10th March 2007 – I’ve done quite a bit of work on my back bends this month. I did my routine, or minor variations on it, pretty much every day. The major improvement seems to have come in my shoulders. My arms look much more upright, but it’s hard to see if the back bend itself has improved. Even so, the result is a much neater bridge, and I need less warm up to get there, which is great. With a bit of luck, and a lot of practice, I’ll get my arms perpendicular to the floor by next month.

7th April 2007 – I think this shows definite signs of improvement. Although the arms aren’t yet where I want them to be, the arch looks higher, so it’s definitely moving in the right direction.

Just after taking this shot I came across The Contortionist’s Handbook on the net. The type of stretching listed on this site is really simple. I couldn’t to all the moves, but I was able copy the approach. All I can say is wow! I’m totally impressed at how good my back felt and how flexible it was. I have now switched over to the following routine, which is effectively considered a warm up routine: :)

  • Stand with your back to a wall. Do standing back bends, taking hands to wall, trying to drop back lower with each attempt. For each drop back, hold for a 5 count, then come back up and rest for a 5 count.

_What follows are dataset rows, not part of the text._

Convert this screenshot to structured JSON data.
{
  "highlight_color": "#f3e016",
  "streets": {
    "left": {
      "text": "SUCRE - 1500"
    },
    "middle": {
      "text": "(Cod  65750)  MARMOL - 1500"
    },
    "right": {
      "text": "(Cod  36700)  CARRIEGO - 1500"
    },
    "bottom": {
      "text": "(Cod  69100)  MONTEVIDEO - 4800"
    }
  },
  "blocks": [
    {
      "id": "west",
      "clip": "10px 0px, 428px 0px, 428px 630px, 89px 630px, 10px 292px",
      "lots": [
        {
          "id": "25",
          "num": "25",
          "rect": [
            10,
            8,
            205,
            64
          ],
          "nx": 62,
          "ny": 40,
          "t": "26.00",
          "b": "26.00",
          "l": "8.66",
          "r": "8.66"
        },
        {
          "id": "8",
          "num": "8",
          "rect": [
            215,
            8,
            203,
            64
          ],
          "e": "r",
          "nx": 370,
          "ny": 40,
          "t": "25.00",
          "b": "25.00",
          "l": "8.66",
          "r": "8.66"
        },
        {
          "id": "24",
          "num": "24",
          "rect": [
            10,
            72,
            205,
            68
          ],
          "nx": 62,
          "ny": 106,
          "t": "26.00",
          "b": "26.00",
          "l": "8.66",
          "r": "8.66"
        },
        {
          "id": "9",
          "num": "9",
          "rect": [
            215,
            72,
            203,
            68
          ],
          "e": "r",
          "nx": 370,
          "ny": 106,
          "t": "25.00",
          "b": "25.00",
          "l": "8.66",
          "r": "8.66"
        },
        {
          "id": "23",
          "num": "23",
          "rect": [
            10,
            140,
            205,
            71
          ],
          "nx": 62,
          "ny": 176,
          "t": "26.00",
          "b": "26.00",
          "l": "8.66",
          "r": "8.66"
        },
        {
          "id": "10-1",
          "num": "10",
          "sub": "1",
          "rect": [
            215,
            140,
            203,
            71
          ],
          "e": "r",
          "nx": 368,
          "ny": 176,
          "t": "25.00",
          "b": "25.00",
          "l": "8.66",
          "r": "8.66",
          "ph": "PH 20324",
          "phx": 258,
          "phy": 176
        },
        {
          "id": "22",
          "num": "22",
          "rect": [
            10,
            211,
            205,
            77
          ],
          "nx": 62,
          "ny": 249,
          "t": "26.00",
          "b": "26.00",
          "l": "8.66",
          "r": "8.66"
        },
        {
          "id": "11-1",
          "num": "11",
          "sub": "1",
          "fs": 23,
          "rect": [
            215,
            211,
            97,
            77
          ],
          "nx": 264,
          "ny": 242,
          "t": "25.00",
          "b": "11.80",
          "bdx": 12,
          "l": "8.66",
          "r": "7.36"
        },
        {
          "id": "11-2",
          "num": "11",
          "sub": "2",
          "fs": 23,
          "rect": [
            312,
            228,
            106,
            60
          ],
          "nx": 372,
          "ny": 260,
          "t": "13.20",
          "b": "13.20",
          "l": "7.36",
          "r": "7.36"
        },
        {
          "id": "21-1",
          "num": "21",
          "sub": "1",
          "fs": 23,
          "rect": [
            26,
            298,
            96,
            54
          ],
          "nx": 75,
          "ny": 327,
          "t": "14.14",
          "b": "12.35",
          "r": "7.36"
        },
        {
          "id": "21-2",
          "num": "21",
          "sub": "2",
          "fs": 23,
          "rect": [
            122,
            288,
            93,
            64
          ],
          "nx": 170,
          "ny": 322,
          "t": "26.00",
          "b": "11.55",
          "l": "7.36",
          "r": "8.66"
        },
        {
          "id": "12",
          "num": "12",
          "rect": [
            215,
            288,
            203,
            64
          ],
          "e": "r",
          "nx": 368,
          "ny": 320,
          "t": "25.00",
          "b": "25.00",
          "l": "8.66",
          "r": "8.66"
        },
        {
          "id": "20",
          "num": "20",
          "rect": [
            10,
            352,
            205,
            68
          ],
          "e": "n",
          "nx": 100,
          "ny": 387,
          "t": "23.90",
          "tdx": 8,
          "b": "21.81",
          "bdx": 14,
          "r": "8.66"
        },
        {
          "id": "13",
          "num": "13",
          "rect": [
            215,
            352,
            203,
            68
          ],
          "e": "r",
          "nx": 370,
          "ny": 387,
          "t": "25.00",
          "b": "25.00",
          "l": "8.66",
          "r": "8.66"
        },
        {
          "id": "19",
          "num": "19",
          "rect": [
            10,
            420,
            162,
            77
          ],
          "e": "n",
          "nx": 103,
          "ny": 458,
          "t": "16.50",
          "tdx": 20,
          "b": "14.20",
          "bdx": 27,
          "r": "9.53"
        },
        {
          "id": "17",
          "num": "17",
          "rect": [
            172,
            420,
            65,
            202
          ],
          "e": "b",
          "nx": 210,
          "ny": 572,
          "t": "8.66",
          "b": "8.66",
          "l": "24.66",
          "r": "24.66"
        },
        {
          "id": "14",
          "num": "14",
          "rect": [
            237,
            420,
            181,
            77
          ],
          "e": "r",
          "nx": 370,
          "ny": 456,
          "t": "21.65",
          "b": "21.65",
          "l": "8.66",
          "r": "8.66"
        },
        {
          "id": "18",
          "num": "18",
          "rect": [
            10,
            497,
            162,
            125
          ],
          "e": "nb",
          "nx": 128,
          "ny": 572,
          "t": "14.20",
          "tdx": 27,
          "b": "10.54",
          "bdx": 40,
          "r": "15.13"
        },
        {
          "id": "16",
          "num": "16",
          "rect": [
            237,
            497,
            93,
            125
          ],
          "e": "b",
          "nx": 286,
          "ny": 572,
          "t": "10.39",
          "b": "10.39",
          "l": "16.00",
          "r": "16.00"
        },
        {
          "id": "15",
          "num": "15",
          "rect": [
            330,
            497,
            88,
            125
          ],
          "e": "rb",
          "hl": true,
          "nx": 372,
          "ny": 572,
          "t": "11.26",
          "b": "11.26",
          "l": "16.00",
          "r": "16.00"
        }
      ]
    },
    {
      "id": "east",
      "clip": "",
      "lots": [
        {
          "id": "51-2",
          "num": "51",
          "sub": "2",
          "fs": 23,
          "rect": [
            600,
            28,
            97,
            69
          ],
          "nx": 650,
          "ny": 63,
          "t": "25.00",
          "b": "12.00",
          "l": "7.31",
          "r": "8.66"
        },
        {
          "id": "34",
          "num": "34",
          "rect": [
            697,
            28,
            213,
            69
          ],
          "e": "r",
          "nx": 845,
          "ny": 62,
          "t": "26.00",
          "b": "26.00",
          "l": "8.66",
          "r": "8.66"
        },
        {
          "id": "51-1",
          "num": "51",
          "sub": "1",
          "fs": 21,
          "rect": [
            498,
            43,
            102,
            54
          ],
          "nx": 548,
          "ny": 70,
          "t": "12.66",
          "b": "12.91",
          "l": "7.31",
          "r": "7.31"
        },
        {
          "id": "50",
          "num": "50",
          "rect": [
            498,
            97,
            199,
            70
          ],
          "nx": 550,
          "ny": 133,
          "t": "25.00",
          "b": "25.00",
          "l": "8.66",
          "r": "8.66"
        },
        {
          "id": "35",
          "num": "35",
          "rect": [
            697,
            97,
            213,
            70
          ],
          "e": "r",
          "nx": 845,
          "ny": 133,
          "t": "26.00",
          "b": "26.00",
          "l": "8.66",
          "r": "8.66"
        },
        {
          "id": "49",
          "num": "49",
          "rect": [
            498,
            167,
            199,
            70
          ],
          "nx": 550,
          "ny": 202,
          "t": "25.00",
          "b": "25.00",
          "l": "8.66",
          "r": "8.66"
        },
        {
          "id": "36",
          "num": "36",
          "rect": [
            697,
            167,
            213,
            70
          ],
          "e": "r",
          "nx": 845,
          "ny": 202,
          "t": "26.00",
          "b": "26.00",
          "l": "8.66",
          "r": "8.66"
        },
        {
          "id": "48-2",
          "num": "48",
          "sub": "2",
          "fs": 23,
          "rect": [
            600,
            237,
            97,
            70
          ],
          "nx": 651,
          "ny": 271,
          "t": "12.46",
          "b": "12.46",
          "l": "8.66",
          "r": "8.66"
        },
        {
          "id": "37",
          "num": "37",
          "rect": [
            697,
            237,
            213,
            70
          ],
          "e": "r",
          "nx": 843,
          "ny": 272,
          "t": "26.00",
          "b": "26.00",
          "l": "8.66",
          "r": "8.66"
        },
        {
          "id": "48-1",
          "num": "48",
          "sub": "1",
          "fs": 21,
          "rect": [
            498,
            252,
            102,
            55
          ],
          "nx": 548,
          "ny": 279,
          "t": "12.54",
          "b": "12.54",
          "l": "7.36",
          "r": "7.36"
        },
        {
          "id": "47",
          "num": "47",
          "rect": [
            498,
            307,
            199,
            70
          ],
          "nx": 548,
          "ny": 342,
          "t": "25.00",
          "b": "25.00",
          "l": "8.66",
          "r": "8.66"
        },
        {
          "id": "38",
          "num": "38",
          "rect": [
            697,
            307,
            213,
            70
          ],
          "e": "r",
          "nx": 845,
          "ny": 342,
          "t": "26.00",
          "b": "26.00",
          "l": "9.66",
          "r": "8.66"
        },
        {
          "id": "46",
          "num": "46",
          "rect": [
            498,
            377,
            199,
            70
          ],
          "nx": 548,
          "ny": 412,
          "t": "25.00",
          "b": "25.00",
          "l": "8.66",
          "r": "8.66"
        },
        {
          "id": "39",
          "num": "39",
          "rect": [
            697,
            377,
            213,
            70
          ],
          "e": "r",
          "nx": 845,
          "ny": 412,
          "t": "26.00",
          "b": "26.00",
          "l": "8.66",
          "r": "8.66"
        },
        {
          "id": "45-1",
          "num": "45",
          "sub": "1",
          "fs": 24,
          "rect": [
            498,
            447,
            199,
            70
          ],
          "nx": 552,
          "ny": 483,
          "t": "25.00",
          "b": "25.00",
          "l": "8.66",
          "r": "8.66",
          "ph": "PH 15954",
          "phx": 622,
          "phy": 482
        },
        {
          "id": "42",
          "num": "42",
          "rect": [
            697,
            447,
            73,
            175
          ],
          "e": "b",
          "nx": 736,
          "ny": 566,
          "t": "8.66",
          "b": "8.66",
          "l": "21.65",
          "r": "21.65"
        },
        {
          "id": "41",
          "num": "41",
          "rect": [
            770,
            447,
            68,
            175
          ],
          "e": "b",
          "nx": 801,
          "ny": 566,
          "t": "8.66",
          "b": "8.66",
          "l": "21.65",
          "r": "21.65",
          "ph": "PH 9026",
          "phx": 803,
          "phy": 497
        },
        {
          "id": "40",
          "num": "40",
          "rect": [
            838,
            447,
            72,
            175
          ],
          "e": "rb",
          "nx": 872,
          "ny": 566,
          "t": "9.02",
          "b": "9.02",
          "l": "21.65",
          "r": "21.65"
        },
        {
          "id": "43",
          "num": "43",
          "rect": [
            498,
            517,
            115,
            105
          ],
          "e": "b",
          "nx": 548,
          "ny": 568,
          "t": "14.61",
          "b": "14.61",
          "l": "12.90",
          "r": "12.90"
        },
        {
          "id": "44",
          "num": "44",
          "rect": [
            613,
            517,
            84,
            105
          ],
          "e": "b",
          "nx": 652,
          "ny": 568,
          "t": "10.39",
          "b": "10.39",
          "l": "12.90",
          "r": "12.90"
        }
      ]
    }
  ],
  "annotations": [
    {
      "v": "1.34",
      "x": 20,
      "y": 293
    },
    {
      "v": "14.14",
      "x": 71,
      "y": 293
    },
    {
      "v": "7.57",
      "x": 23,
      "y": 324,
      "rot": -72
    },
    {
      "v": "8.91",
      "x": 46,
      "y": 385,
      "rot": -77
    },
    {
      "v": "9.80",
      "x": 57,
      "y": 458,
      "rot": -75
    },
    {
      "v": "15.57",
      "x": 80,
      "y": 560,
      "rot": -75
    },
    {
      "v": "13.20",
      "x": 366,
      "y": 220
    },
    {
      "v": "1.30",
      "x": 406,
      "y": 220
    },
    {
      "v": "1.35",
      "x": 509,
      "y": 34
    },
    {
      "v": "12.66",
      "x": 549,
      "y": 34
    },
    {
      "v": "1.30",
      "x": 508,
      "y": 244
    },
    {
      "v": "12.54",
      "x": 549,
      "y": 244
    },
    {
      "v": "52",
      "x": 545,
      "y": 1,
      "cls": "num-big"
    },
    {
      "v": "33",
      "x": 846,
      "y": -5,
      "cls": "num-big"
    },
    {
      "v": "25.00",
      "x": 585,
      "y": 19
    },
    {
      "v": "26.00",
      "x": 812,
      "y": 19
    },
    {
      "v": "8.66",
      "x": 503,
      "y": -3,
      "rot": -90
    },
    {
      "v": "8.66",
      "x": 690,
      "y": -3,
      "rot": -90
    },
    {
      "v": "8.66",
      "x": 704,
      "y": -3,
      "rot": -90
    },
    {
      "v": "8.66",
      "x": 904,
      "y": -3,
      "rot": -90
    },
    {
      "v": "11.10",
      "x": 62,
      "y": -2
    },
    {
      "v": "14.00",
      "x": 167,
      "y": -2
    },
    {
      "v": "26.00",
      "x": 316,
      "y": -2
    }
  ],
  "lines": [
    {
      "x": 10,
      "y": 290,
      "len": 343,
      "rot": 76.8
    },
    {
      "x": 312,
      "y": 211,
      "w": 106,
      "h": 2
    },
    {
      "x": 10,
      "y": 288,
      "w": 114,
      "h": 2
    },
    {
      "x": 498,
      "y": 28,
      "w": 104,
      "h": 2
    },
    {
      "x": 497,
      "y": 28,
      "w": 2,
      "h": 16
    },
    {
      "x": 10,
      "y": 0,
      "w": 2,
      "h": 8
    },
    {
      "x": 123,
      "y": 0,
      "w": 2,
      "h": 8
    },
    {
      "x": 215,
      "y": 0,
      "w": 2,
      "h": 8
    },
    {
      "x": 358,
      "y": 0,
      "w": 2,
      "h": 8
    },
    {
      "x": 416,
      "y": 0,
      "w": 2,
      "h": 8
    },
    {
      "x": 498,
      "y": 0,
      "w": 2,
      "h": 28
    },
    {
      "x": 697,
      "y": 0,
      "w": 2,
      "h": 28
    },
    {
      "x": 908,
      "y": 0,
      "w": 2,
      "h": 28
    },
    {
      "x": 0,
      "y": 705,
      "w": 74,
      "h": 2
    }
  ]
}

Do 10+ reps of this.
  • Kneel down and drop back into Ustrasana (Camel Pose), hold for a 5 count, then raise to kneeling and rest for a 5 count. Do 10+ reps of this.
  • Push up into Urdhva Dhanurasana (Bridge) and hold for a 5 count. Lower to the head and rest for a 5 count. Do 10+ reps of this.

Let’s see how I get on this month.

12th May 2007 – It wasn’t a great month for stretching. I had some time off and it shows. There’s no improvement. If anything, it’s actually got worse. I guess I’ll just have to keep plugging away at it.

9th June 2007 – A pull in my right glute and some alignment issues stopped me from doing too much this month. I don’t think I can see any real improvements, but I guess I should be happy I’ve not regressed this month.

7th July 2007 -This looks a little worse to me. I’ve been doing a lot of back work, but focussing mainly on standing back bends. Although this feels good, I think my hip flexors and shoulders have gone backwards, hence the dissapointing results. I think I’ve got to get some wrist supports and do more bridge work.